Le gouvernement a pu trouver un mode de calcul cohérent pour la réforme des aides personnalisées au logement. L’ancienne méthode ne correspondait plus aux besoins actuels et nécessitait un ajustement. Maintenant que le gouvernement a trouvé une manière équitable de distribuer les aides, il a pu annoncer la date officielle de son entrée en vigueur.

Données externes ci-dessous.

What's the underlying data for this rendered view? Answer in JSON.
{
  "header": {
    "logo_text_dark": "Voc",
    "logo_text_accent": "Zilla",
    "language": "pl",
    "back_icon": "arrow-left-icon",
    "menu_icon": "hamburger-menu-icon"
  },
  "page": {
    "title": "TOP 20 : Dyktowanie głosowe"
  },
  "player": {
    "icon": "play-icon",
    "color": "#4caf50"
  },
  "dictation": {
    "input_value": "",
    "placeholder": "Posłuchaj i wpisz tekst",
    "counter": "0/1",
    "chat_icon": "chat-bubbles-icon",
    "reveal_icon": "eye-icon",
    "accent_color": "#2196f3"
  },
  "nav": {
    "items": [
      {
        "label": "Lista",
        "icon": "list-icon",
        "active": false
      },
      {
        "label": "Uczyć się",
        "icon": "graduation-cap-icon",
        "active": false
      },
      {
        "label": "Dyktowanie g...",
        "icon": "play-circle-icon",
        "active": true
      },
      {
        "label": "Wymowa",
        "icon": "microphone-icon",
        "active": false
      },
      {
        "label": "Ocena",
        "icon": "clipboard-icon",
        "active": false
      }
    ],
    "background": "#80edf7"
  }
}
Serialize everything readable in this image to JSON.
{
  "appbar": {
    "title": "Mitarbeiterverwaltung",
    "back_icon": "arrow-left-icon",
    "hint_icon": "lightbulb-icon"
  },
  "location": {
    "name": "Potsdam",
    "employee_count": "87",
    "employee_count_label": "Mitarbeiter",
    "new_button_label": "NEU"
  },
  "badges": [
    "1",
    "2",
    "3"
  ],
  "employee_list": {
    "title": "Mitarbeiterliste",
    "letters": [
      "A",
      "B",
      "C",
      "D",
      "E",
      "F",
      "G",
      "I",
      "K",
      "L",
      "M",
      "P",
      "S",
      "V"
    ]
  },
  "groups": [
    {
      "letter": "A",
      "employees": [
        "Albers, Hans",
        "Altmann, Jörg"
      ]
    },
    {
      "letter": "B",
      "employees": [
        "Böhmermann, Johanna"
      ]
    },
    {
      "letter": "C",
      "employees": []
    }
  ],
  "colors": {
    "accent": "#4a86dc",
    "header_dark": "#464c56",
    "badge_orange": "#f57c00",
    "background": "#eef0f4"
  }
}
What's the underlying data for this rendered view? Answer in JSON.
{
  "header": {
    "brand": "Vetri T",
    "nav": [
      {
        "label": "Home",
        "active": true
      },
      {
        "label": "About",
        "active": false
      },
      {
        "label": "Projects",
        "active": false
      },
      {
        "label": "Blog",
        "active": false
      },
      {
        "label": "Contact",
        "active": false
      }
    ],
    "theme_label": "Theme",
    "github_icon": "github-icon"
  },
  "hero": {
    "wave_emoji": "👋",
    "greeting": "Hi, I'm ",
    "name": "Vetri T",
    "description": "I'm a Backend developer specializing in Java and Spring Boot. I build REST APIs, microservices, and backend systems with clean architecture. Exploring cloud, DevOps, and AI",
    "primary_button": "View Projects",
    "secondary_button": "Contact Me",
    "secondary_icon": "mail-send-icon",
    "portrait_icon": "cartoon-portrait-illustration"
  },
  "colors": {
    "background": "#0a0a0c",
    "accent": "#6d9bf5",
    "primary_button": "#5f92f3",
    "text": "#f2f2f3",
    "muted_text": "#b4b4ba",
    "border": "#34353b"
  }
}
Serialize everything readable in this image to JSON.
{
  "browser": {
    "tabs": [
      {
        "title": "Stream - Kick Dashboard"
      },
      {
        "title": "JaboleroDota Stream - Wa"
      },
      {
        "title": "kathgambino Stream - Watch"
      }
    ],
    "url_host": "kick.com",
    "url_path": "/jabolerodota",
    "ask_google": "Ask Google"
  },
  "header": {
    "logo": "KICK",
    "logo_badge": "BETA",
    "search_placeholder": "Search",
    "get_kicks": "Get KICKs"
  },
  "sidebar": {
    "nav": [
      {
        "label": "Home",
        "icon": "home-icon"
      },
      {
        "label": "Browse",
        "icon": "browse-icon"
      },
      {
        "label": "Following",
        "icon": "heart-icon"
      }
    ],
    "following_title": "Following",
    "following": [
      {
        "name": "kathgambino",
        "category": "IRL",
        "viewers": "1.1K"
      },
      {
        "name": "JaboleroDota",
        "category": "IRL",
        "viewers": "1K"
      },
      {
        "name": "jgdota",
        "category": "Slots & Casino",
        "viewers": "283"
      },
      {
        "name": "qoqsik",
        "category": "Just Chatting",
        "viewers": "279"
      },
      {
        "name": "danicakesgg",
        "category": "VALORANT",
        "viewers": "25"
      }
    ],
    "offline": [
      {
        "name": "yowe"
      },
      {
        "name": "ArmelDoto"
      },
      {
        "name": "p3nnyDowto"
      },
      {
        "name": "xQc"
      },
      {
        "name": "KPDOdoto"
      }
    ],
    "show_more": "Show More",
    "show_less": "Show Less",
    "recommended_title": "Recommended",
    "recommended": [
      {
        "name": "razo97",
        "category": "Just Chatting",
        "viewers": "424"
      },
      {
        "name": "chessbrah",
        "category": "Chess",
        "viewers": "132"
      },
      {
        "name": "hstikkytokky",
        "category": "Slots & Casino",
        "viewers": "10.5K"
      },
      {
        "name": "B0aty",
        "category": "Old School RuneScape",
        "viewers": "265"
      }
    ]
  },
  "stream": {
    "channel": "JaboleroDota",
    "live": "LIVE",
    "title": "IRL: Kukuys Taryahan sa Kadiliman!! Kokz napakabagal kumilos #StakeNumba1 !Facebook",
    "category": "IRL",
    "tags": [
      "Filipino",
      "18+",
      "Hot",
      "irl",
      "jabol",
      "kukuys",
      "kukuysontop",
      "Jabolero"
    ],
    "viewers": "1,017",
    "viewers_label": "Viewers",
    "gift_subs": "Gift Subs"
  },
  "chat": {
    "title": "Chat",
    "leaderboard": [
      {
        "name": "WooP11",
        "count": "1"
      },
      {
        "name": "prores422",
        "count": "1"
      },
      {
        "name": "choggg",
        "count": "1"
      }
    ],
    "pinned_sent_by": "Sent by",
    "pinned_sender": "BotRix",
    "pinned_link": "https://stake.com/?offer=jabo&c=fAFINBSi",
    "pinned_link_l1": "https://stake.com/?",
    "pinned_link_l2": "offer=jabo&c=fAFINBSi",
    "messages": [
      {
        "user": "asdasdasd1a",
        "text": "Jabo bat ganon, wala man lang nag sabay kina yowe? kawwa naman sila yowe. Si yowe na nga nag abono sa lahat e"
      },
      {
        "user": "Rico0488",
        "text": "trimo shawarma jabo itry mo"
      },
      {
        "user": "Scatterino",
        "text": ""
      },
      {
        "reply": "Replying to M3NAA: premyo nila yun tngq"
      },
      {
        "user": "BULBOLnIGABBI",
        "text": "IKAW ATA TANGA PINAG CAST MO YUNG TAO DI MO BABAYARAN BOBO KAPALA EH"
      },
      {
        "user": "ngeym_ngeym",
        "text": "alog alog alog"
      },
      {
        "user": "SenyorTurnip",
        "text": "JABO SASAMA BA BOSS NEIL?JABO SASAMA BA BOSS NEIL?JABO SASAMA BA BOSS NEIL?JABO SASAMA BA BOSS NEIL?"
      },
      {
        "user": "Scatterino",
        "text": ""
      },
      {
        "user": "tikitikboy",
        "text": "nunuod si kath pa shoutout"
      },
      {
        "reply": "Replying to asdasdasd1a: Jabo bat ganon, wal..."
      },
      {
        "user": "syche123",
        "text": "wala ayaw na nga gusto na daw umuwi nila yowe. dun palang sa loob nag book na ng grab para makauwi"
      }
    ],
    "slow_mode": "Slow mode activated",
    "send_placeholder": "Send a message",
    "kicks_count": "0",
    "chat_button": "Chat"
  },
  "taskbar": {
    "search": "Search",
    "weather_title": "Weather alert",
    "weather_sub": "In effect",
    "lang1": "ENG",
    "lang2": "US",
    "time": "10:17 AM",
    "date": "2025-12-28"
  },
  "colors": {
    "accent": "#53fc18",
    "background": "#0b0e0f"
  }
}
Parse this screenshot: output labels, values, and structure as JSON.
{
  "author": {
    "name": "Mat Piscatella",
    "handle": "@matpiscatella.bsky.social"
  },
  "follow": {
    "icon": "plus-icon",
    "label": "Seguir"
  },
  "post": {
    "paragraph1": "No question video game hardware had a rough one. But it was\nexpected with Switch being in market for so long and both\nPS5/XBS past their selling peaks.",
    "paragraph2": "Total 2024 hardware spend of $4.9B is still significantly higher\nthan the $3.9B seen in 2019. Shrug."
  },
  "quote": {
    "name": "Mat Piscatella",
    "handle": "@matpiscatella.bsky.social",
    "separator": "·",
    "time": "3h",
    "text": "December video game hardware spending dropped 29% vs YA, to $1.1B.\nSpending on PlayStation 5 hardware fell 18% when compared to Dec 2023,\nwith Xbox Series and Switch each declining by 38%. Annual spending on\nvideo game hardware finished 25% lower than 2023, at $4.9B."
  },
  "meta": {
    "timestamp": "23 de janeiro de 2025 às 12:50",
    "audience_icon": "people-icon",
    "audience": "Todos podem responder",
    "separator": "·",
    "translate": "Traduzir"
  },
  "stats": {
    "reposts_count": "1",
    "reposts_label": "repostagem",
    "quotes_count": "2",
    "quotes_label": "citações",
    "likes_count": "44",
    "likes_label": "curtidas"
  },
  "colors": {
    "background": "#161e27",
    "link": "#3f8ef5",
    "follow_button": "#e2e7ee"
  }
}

Le nouveau mode de calcul sera effectif à partir du 1er janvier 2021

Plus de reports ! Par la voix de la ministre du Logement Emmanuelle Wargon, le gouvernement a annoncé l'adoption d'une nouvelle réforme concernant les APL (aides personnalisées au logement). Ladite réforme, qui entrera en vigueur au début de l'année prochaine, portera sur le calcul des aides auxquelles les personnes éligibles pourront prétendre.

Jusqu'ici, le montant de l'aide accordée est calculé sur la base des revenus perçus par le ménage à l'année n-2.

À compter du 1er janvier 2021, seuls les revenus de l'année qui vient de s'écouler seront pris en compte dans le calcul.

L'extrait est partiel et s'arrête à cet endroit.